The hypocrisy is staggering. The United States, the United Kingdom, and much of the European Union have not only blocked meaningful action at the United Nations but have actively enabled Israel’s onslaught, providing weapons, diplomatic cover, and economic support. At the same time, they have criminalised protests, censored journalists, and threatened humanitarian organisations for daring to call out their complicity. What, then, remains of the so-called Western commitment to free speech, democracy, and the rule of law?

This moment is not an aberration; it is an unveiling. The Western-led global order has always operated on selective morality, elevating human rights when convenient and discarding them when inconvenient. The Global South has long known this, having experienced firsthand the reality behind the rhetoric. From the coup-backed regimes in Latin America to the structural adjustment programmes that impoverished African nations, from the devastation of Iraq to the ongoing plundering of Congolese minerals, “Western values” have consistently proven to be less about principles and more about power.

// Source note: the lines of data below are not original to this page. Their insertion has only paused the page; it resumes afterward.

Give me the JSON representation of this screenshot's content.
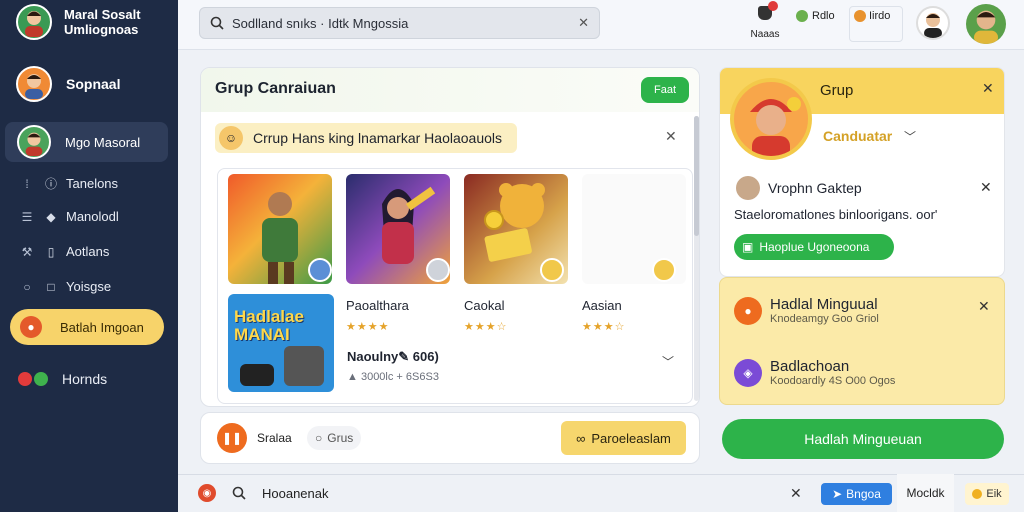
{
  "sidebar": {
    "brand": {
      "line1": "Maral Sosalt",
      "line2": "Umliognoas"
    },
    "profile_label": "Sopnaal",
    "active_item": "Mgo Masoral",
    "items": [
      {
        "label": "Tanelons",
        "icon": "bars-icon",
        "icon2": "info-icon"
      },
      {
        "label": "Manolodl",
        "icon": "list-icon",
        "icon2": "diamond-icon"
      },
      {
        "label": "Aotlans",
        "icon": "wrench-icon",
        "icon2": "doc-icon"
      },
      {
        "label": "Yoisgse",
        "icon": "circle-icon",
        "icon2": "square-icon"
      }
    ],
    "highlight_item": "Batlah Imgoan",
    "footer_item": "Hornds"
  },
  "topbar": {
    "search_text": "Sodlland snıks  ·  Idtk Mngossia",
    "notif_label": "Naaas",
    "coin_label": "Rdlo",
    "wallet_label": "Iirdo"
  },
  "main": {
    "title": "Grup Canraiuan",
    "pill_label": "Faat",
    "banner_text": "Crrup Hans king  lnamarkar Haolaoauols",
    "games": [
      {
        "name": "Paoalthara",
        "rating": 4
      },
      {
        "name": "Caokal",
        "rating": 3
      },
      {
        "name": "Aasian",
        "rating": 3
      }
    ],
    "promo_tile_text": "Hadlalae MANAI",
    "price_text": "Naoulny✎  606)",
    "price_sub": "3000lc + 6S6S3",
    "footer": {
      "label": "Sralaa",
      "radio_label": "Grus",
      "yellow_button": "Paroeleaslam"
    }
  },
  "right_panel": {
    "title": "Grup",
    "sub_label": "Canduatar",
    "user_name": "Vrophn Gaktep",
    "description": "Staeloromatlones binloorigans. oor'",
    "green_button": "Haoplue Ugoneoona",
    "rows": [
      {
        "title": "Hadlal Minguual",
        "sub": "Knodeamgy Goo Griol"
      },
      {
        "title": "Badlachoan",
        "sub": "Koodoardly 4S O00 Ogos"
      }
    ],
    "big_button": "Hadlah Mingueuan"
  },
  "bottombar": {
    "search_text": "Hooanenak",
    "blue_button": "Bngoa",
    "mock_label": "Mocldk",
    "yellow_label": "Eik"
  },
  "colors": {
    "sidebar_bg": "#1e2b45",
    "accent_green": "#2db34a",
    "accent_yellow": "#f8d45e",
    "accent_orange": "#ee6b1f"
  }
}
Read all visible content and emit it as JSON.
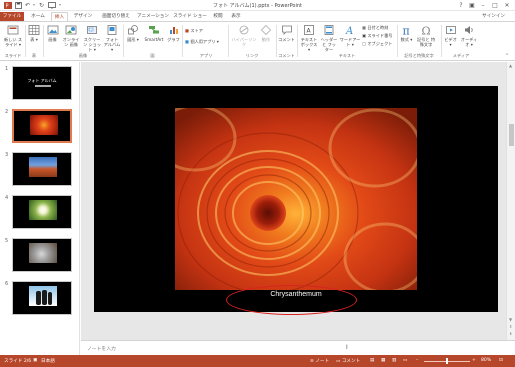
{
  "window": {
    "title": "フォト アルバム(1).pptx - PowerPoint",
    "signin": "サインイン"
  },
  "tabs": [
    {
      "label": "ファイル"
    },
    {
      "label": "ホーム"
    },
    {
      "label": "挿入"
    },
    {
      "label": "デザイン"
    },
    {
      "label": "画面切り替え"
    },
    {
      "label": "アニメーション"
    },
    {
      "label": "スライド ショー"
    },
    {
      "label": "校閲"
    },
    {
      "label": "表示"
    }
  ],
  "ribbon": {
    "new_slide": "新しい スライド ▾",
    "table": "表 ▾",
    "image": "画像",
    "online_image": "オンライン 画像",
    "screenshot": "スクリーン ショット ▾",
    "photo_album": "フォト アルバム ▾",
    "shapes": "図形 ▾",
    "smartart": "SmartArt",
    "chart": "グラフ",
    "store": "ストア",
    "my_apps": "個人用アプリ ▾",
    "hyperlink": "ハイパーリンク",
    "action": "動作",
    "comment": "コメント",
    "textbox": "テキスト ボックス ▾",
    "header_footer": "ヘッダーと フッター",
    "wordart": "ワードアート ▾",
    "date_time": "日付と時刻",
    "slide_number": "スライド番号",
    "object": "オブジェクト",
    "equation": "数式 ▾",
    "symbol": "記号と 特殊文字",
    "video": "ビデオ ▾",
    "audio": "オーディオ ▾",
    "groups": {
      "slides": "スライド",
      "tables": "表",
      "images": "画像",
      "illustrations": "図",
      "apps": "アプリ",
      "links": "リンク",
      "comments": "コメント",
      "text": "テキスト",
      "symbols": "記号と特殊文字",
      "media": "メディア"
    }
  },
  "thumbnails": [
    {
      "num": "1",
      "title": "フォト アルバム"
    },
    {
      "num": "2"
    },
    {
      "num": "3"
    },
    {
      "num": "4"
    },
    {
      "num": "5"
    },
    {
      "num": "6"
    }
  ],
  "slide": {
    "caption": "Chrysanthemum"
  },
  "notes": {
    "placeholder": "ノートを入力"
  },
  "status": {
    "slide_info": "スライド 2/6",
    "language": "日本語",
    "notes_btn": "ノート",
    "comments_btn": "コメント",
    "zoom": "80%"
  },
  "colors": {
    "accent": "#b7472a",
    "highlight_circle": "#d9231f"
  }
}
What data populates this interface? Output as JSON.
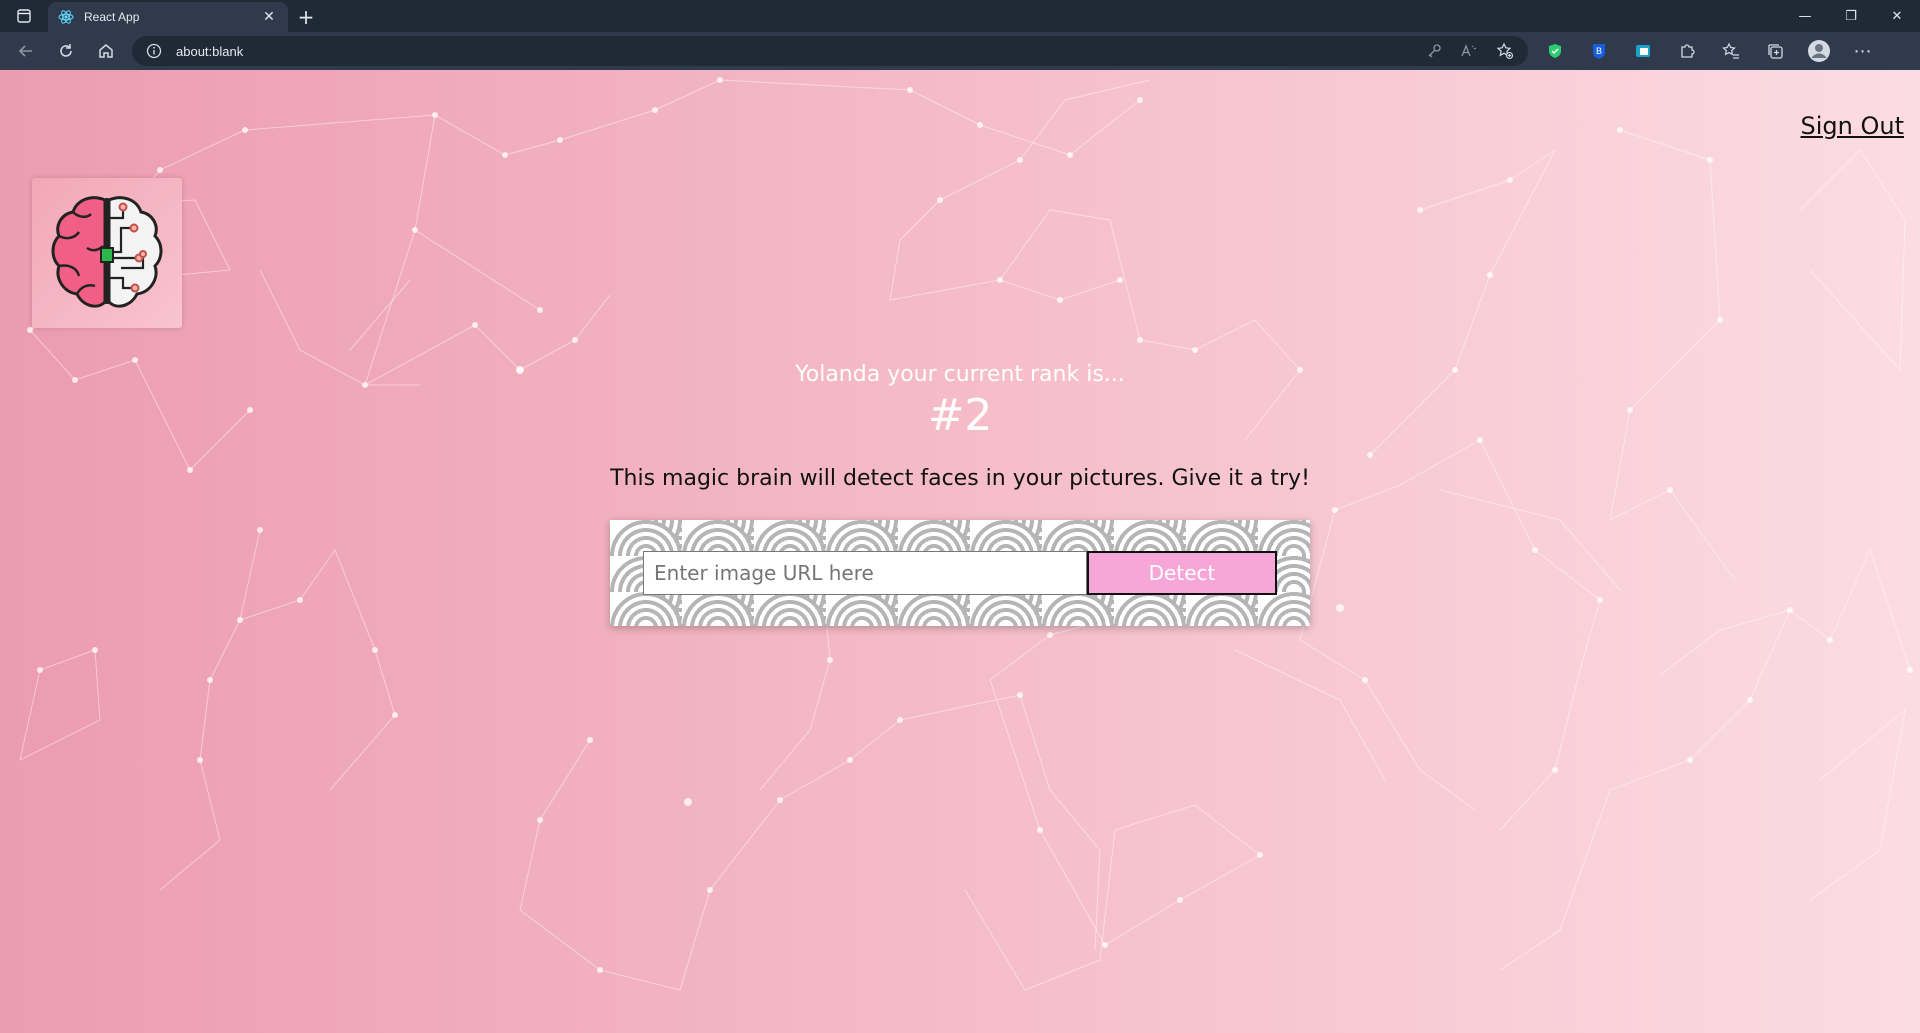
{
  "browser": {
    "tab": {
      "title": "React App"
    },
    "address_bar": {
      "url": "about:blank"
    },
    "icons": {
      "tab_actions": "tab-actions-icon",
      "back": "back-arrow-icon",
      "reload": "reload-icon",
      "home": "home-icon",
      "info": "info-icon",
      "key": "key-icon",
      "read_aloud": "read-aloud-icon",
      "favorite_add": "add-favorite-icon",
      "favorites": "favorites-icon",
      "collections": "collections-icon",
      "profile": "profile-icon",
      "more": "more-icon",
      "extensions": [
        "shield-extension-icon",
        "bitwarden-extension-icon",
        "translate-extension-icon",
        "puzzle-extensions-icon"
      ]
    }
  },
  "page": {
    "nav": {
      "sign_out": "Sign Out"
    },
    "rank": {
      "label": "Yolanda your current rank is...",
      "value": "#2"
    },
    "tagline": "This magic brain will detect faces in your pictures. Give it a try!",
    "form": {
      "input_placeholder": "Enter image URL here",
      "detect_label": "Detect"
    },
    "colors": {
      "gradient_start": "#ec9caf",
      "gradient_end": "#fcdce3",
      "detect_button": "#f6a7d8",
      "brain_pink": "#f25f86"
    }
  }
}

So what comes next? Since the Western claim to moral authority is beyond salvage, perhaps, as my grandmother believed, the answer does not lie in seeking new ideological frameworks from powerful nations. Rather, it is in reclaiming what was never truly lost – an ethics of solidarity, responsibility, and justice grounded in our shared humanity and that acknowledges the lived experiences and values of those who have been subjected to empire, exploitation, and war.

The collapse of "Western values" as a framework for international engagement is thus not a crisis; it is an opportunity to create a new framework where ethics are not dictated by geopolitics and are not considered tools of control. Perhaps my grandmother was right all along. The world never needed "Western values" – only a return to the real values that many already had.